I also prefer the placement, shape and feeling of the two rear buttons on the Edge than I do on the Elite. I find that I rarely use the top two buttons on the back of the Elite, but the lower paddles are slightly too curved. I would love it if Xbox came out with back paddles closer to the shape of the Edge paddles as an option, because the Edge’s are truly excellent. One wonders if, in the focus testing stage, PlayStation also had a four-paddle configuration and found people just didn’t use them all.
While the battery and extra heft on the Xbox Elite controller are clear winners for me, the easier-to-use back paddles of the Edge mean it’s easier to use it for its intended purpose, which is perhaps a more important slam dunk.
Who would benefit from the PlayStation DualSense Edge?
Pro controllers are, understandably, usually aimed at pro players. But there is another group that I think would benefit from the back paddles: people with arthritic fingers, or similar hand mobility issues. I usually rely on the back paddles on my Xbox Elite controller whenever I dislocate my thumb, because it can sometimes be a bit stiff after I put it back in and won’t travel as easily from the right stick to the ABXY buttons. That’s when the back buttons become the most useful. So, older players, people with RSI, and other people with stiff thumbs may benefit from the Edge just as much as those players for whom milliseconds can make all the difference.

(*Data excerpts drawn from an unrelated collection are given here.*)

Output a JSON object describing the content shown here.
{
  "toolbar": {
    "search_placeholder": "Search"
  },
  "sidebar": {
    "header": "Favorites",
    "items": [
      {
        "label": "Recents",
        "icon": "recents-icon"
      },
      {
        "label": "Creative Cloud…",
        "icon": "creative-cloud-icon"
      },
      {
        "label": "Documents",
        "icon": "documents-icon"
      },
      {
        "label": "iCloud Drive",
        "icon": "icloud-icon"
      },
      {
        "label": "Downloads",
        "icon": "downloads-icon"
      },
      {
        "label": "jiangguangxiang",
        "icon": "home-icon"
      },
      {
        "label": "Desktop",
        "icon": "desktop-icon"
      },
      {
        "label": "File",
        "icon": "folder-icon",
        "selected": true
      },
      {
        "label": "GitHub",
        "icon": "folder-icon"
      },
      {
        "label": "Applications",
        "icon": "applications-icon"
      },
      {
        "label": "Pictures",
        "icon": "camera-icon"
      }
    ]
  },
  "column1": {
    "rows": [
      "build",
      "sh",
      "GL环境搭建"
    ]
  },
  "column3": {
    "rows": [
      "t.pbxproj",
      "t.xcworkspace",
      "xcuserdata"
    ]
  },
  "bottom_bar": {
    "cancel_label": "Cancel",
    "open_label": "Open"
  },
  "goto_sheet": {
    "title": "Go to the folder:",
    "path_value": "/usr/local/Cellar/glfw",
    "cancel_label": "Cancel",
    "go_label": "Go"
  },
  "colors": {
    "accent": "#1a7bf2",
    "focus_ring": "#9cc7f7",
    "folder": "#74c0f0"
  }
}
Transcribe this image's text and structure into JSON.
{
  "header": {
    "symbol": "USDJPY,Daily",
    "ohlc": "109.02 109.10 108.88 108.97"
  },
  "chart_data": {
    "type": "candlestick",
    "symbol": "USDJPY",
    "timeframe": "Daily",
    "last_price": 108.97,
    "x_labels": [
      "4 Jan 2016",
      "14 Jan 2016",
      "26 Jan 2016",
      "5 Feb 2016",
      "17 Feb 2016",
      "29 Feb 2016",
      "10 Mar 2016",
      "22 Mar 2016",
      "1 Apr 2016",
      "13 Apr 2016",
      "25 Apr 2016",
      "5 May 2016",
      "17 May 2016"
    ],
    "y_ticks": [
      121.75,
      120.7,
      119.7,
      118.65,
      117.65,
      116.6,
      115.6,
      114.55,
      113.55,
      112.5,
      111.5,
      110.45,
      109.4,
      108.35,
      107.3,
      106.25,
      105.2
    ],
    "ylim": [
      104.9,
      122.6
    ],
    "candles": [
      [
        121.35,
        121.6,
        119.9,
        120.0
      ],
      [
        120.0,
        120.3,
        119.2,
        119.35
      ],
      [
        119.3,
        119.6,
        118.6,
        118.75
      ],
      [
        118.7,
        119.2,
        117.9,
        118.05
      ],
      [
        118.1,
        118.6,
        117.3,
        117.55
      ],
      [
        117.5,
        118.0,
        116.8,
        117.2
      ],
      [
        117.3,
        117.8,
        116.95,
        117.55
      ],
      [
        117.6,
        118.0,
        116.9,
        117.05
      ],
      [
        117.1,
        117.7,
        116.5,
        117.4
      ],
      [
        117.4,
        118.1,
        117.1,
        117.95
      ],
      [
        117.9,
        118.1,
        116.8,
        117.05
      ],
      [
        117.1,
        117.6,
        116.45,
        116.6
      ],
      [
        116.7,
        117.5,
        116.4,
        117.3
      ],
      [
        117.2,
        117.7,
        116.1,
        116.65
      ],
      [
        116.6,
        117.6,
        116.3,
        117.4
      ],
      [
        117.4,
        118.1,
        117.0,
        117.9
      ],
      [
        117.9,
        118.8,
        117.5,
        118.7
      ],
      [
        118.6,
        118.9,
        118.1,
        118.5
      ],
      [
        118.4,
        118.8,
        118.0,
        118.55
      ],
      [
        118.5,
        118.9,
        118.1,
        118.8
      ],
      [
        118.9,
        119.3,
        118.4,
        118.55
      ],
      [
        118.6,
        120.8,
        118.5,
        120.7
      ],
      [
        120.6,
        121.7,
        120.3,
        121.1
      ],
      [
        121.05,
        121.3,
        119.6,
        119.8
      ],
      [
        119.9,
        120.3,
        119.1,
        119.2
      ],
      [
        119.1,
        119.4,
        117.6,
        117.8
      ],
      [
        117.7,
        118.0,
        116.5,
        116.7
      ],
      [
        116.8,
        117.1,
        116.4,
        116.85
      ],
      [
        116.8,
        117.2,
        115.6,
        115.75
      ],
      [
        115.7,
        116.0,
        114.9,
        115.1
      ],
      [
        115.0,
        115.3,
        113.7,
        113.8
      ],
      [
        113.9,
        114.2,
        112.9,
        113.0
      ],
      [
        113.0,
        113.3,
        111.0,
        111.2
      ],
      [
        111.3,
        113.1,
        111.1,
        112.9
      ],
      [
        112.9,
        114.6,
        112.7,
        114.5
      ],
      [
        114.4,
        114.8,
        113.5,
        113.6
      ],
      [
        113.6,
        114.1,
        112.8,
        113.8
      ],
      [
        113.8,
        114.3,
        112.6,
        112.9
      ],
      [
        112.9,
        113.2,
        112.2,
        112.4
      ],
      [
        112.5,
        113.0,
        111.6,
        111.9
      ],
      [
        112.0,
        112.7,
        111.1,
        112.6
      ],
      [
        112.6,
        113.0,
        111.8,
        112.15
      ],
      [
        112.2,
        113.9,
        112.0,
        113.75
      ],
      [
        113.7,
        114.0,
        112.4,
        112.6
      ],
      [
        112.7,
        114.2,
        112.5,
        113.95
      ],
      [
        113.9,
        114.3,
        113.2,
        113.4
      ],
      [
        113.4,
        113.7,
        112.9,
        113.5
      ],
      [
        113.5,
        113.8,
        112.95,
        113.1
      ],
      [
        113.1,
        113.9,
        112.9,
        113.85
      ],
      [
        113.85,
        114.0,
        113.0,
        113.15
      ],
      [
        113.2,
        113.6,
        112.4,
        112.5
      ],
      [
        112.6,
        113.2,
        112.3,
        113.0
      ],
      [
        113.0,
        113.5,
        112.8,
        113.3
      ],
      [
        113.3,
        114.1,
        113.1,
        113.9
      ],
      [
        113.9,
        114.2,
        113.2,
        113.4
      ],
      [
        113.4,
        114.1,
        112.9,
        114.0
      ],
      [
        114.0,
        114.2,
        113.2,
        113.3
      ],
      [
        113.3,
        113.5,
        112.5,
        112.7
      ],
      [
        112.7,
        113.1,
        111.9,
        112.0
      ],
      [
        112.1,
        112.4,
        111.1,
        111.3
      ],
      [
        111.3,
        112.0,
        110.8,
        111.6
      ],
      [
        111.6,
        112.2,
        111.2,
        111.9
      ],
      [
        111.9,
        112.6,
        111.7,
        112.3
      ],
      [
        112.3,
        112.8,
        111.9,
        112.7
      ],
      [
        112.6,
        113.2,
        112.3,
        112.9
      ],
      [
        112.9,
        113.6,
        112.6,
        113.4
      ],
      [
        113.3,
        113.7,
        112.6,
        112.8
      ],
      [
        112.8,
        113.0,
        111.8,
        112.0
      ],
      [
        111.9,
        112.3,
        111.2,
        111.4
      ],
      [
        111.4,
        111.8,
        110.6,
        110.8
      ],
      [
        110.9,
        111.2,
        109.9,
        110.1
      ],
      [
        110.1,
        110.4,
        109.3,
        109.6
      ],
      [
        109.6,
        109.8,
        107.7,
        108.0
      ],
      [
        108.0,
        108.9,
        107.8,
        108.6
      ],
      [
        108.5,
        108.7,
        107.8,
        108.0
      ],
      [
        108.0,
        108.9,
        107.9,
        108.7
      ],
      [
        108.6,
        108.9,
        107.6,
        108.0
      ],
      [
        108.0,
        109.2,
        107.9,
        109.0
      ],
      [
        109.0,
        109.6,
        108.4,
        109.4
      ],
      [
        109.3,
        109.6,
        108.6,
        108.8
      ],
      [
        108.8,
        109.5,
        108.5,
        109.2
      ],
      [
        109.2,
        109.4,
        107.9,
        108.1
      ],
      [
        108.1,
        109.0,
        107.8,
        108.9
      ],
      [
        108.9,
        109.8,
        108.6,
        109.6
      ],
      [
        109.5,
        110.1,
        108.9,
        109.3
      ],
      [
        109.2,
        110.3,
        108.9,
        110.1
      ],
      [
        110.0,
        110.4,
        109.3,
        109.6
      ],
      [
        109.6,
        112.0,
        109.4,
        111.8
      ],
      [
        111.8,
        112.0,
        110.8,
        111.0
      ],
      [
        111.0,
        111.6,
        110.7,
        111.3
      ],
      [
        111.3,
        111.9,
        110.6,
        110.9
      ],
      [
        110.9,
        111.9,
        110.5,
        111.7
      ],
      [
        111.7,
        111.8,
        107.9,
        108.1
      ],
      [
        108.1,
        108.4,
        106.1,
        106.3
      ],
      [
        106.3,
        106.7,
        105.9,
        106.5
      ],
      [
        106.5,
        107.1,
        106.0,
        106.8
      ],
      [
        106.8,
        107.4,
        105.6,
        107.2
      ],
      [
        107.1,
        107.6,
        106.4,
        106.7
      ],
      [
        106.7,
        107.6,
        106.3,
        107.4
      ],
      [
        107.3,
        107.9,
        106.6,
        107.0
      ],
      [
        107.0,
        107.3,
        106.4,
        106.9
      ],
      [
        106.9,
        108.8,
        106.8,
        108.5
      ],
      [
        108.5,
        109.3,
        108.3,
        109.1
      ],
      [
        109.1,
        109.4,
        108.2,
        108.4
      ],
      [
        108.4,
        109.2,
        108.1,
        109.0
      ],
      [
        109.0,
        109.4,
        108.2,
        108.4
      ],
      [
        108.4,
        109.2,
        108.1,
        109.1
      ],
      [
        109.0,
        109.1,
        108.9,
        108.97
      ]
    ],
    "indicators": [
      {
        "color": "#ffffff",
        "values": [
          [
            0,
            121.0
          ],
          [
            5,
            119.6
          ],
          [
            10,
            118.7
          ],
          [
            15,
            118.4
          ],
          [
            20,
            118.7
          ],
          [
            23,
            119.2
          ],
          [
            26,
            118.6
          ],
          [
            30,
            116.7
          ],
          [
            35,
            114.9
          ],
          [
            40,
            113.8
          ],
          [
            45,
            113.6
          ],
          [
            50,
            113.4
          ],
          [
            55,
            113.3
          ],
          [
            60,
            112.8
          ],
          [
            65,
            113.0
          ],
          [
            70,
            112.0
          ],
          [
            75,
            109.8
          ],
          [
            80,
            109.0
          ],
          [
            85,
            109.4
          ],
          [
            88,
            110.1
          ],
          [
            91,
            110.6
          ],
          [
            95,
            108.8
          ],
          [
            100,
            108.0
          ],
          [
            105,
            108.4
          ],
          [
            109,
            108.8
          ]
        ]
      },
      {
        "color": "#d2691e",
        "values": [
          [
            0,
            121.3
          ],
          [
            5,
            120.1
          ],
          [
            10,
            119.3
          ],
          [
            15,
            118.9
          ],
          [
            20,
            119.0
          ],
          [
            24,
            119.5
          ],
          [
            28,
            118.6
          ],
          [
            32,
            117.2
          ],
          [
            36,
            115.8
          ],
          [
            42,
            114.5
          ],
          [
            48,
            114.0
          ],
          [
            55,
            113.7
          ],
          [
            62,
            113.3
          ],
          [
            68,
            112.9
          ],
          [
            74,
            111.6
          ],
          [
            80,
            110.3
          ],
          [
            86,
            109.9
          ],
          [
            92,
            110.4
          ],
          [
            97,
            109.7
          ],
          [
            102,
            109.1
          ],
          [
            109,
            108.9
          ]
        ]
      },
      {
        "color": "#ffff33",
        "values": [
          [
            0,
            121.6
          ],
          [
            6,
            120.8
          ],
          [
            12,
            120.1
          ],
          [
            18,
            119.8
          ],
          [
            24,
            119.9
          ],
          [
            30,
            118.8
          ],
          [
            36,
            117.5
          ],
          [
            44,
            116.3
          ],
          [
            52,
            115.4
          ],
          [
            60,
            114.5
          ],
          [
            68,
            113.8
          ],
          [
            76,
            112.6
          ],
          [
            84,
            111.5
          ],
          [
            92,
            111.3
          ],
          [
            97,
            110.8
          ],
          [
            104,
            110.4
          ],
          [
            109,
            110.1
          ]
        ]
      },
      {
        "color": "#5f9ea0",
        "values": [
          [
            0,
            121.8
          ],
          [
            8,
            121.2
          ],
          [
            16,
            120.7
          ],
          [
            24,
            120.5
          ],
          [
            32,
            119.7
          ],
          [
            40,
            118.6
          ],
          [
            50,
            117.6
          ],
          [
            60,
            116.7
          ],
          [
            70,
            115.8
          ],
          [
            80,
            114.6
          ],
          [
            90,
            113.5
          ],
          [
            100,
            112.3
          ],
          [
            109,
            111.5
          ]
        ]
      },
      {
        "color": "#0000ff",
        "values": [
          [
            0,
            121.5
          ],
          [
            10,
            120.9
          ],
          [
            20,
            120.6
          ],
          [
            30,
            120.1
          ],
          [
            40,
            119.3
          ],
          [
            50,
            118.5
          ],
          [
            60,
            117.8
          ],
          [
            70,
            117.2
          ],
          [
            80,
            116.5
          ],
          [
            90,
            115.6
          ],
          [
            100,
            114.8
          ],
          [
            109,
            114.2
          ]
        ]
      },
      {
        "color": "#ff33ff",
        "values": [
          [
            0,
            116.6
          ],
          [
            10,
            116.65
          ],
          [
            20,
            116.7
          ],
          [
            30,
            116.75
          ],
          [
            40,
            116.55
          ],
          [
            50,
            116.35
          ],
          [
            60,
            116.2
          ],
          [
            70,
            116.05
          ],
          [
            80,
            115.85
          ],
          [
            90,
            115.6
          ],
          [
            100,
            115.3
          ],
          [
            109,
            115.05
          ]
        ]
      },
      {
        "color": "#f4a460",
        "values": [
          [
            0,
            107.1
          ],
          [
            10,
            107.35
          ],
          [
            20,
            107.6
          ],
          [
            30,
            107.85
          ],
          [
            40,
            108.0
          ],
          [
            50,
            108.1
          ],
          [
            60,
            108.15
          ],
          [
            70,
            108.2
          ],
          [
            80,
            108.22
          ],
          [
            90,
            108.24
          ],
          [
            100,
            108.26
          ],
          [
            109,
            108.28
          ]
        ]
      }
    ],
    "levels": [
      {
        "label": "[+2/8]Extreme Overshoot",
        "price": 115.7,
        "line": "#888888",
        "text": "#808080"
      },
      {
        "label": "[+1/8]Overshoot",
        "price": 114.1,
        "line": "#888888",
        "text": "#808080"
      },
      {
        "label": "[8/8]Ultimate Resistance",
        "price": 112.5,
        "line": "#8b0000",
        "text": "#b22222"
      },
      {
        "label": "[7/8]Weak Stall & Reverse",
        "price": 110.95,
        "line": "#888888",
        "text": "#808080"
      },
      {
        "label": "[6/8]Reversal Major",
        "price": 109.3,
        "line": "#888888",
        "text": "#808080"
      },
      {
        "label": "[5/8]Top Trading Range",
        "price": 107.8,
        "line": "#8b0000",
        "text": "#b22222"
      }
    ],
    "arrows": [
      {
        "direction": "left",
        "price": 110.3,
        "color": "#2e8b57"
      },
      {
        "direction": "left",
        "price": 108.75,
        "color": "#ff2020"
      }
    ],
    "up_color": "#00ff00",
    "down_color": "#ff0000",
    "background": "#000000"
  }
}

Were I ruler of all that is controllers, how would I change the PlayStation DualSense Edge for the inevitable second-generation controller?
I’m so glad you asked. While it’s really good as it is, I would make it so that the function buttons were remappable. As I said, it’s weird to have two of them so close together. I would also move the function button to somewhere slightly more out of the way, because you don’t need to be changing profiles that frequently, and make it so that those two buttons can be for other shortcuts. Those function buttons are in such a good spot that is so easy and comfortable to press, they’re wasted on changing profiles.
I would also give it just a bit more heft, while also increasing the battery size, to make it feel more premium and get more use out of it.
Plus, I would release a bunch of different colours of the removable controller face so I could dress it up in little outfits to match my game/mood.
Should I immediately run from my home and purchase a PlayStation Dualsense Edge?
As far as controllers go, this one is so pricey that I feel like this recommendation should carry one of those “financial advice” disclaimers.
Unless you really think you would properly take advantage of the buttons on the back, or that you would really benefit from being able to switch between four fully remapped controller profiles on the fly, this isn’t a controller worth saving up for.
However, if you think you really would take advantage of all this controller has to offer (and you play a lot), or you’re just really rich, this is absolutely the best controller available for the PlayStation 5. It’s not perfect, but it is really good and has improved my comfort when playing.